What role do biomarkers play in selecting patients for these trials?

Biomarkers are now essential. For KRAS G12C trials, only patients with the specific mutation are enrolled. For PARP1-selective inhibitors, HRD testing is mandatory. The use of liquid biopsies (ctDNA) is also increasing to monitor resistance and early response. A 2024 IQVIA report found that 65% of Phase I oncology trials now require a specific biomarker for enrollment, up from 30% in 2018.

Are there any emerging targets that are not yet in clinical trials but showing promise?

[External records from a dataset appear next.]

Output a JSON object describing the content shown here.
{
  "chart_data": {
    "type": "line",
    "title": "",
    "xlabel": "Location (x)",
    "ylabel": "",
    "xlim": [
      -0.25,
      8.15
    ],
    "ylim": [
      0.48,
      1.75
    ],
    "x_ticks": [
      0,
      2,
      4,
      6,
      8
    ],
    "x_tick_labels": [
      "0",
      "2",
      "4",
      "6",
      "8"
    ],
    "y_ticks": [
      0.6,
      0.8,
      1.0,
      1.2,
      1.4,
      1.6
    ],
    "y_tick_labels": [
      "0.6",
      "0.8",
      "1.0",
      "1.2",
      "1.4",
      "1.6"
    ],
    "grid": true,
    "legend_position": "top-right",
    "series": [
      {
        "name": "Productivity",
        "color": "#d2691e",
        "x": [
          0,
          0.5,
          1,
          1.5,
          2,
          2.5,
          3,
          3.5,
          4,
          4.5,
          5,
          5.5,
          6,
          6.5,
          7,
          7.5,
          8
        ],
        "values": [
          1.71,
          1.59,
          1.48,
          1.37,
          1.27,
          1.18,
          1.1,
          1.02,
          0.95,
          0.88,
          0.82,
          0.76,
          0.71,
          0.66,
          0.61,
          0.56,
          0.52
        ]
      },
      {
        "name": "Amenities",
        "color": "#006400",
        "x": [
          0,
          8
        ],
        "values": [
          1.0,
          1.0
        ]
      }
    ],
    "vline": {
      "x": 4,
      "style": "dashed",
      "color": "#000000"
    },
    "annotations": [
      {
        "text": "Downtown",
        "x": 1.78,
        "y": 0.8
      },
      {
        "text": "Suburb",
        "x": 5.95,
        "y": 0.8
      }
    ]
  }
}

Yes, several preclinical targets are generating significant interest, including the transcription factor YAP/TAZ (Hippo pathway), the metabolic enzyme MTHFD2, and the stress response protein ATF4. These targets are expected to enter Phase I trials within the next 12-18 months, particularly for hard-to-treat tumors like pancreatic and triple-negative breast cancer.